Selon Gartner, le marché de l’informatique spatiale devrait atteindre 1 700 milliards de dollars d’ici 2033, contre 110 milliards en 2023, avec une croissance tirée par les services de localisation proposés par des géants de la cartographie tels que TomTom et des géants traditionnels de la technologie tels que Google. « Les opportunités sont énormes », a déclaré Tuong Nguyen, directeur analyste de l’équipe Technologies émergentes chez Garner.

La concurrence est donc rude. Dans le domaine de l’IA spatiale, Niantic doit faire face à des rivaux redoutables. Depuis 2021, Nvidia, le fabricant de puces électroniques pesant 3 000 milliards de dollars, propose Omniverse, une plateforme d’entreprise qui crée des « jumeaux numériques » en 3D pour réaliser des simulations dans des usines et d’autres environnements industriels.

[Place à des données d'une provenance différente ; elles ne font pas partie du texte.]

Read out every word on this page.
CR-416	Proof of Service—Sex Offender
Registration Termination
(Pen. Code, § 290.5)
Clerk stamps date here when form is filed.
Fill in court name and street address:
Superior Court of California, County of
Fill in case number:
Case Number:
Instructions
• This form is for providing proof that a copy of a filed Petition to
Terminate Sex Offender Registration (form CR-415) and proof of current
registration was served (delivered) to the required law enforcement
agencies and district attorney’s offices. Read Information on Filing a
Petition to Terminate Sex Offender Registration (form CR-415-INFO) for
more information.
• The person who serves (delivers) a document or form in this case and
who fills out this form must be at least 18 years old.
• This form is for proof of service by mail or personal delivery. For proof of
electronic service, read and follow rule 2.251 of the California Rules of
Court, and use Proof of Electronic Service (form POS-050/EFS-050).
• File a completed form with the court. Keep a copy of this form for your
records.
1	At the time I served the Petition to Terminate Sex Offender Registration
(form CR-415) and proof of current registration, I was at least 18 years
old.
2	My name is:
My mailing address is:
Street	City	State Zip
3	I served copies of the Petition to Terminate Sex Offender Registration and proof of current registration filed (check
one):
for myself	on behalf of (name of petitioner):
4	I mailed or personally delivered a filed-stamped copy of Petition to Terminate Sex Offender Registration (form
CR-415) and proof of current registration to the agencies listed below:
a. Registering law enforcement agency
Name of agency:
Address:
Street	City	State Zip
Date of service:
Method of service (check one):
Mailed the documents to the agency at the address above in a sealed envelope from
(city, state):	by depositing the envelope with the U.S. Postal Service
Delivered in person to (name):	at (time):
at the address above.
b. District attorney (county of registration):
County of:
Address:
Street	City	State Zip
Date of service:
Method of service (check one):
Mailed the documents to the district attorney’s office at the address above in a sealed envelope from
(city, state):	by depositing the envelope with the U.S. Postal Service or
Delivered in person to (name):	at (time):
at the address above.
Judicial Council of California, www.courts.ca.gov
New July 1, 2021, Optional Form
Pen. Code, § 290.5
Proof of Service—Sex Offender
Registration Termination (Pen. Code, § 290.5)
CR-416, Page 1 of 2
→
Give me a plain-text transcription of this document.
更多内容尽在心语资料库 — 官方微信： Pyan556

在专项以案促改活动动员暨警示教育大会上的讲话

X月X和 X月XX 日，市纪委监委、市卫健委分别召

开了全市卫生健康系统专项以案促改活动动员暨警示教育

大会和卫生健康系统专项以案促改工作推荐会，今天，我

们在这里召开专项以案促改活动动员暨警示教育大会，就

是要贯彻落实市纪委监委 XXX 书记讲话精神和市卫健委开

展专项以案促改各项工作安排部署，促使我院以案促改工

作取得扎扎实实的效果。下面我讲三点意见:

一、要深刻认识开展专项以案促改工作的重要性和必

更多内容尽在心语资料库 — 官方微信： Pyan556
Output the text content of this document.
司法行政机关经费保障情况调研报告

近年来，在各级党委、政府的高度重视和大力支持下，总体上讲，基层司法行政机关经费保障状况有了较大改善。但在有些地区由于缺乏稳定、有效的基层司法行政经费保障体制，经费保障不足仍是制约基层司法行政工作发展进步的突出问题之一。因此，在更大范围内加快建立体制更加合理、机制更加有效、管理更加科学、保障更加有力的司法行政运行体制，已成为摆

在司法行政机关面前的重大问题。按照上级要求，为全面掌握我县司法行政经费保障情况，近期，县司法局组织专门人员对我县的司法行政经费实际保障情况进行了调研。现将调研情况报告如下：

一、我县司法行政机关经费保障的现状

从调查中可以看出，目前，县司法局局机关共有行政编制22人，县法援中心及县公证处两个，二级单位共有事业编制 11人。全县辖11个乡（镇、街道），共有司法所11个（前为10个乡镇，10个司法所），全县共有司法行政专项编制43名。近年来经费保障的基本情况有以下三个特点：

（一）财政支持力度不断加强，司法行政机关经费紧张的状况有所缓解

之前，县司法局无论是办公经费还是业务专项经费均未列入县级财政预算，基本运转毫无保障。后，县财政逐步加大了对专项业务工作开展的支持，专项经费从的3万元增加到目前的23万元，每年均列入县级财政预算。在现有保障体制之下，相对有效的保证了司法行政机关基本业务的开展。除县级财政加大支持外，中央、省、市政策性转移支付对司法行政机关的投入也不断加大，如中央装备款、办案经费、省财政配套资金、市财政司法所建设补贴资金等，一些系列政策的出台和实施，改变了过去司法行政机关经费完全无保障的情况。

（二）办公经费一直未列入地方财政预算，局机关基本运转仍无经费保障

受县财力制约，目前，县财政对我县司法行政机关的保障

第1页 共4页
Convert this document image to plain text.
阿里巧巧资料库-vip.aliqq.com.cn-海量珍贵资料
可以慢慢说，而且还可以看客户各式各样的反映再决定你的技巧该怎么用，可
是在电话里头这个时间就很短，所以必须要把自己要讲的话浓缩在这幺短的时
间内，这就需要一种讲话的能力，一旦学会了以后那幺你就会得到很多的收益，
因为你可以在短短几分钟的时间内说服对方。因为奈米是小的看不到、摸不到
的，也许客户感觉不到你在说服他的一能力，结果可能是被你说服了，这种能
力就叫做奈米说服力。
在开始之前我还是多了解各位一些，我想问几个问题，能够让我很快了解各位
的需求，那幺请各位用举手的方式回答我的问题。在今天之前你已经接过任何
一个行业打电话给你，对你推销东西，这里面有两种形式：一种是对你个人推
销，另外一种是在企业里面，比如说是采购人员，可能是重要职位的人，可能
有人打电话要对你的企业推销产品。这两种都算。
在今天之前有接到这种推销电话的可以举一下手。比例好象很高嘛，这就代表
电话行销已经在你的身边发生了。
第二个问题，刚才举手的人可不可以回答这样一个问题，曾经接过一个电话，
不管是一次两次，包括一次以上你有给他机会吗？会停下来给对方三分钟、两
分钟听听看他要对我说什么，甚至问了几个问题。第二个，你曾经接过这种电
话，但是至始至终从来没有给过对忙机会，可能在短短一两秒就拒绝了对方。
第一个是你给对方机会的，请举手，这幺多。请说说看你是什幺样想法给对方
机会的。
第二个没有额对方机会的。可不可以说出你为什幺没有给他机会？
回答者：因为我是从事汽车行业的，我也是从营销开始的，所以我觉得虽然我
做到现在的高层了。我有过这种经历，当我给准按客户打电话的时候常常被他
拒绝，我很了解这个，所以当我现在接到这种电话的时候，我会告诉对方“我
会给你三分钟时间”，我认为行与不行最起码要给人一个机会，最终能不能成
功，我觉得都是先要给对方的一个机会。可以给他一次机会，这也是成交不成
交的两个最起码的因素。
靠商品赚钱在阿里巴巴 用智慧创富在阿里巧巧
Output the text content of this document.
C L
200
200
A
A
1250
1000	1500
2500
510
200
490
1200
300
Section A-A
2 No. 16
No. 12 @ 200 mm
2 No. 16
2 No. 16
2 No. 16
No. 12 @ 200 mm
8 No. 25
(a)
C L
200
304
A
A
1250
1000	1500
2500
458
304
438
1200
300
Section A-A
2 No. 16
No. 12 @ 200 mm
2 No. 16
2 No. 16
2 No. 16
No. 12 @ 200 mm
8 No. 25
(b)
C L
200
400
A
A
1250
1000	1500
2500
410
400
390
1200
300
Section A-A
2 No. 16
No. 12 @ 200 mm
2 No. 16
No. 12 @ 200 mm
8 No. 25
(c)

L’année dernière, Fei-Fei Li, pionnière de la vision par ordinateur et surnommée la « marraine de l’IA », a fondé World Labs, une start-up qui développe une IA capable de générer des mondes fantastiques en 3D, qui pourraient être utiles pour le développement de jeux vidéo ou les simulations astronautiques. La société est déjà valorisée à un milliard de dollars, sans même avoir lancé de produit.

Pour financer sa nouvelle entreprise, Niantic s’est tourné vers ses investisseurs existants, notamment Coatue, Battery Ventures et CRV, pour un investissement de 250 millions de dollars. Dans le cadre de cet accord, qui était en préparation depuis un an et devrait être conclu d’ici la fin du mois, environ 400 employés du secteur des jeux vidéo rejoindront Scopely, le créateur du célèbre jeu mobile Monopoly Go, et environ 200 resteront chez Niantic.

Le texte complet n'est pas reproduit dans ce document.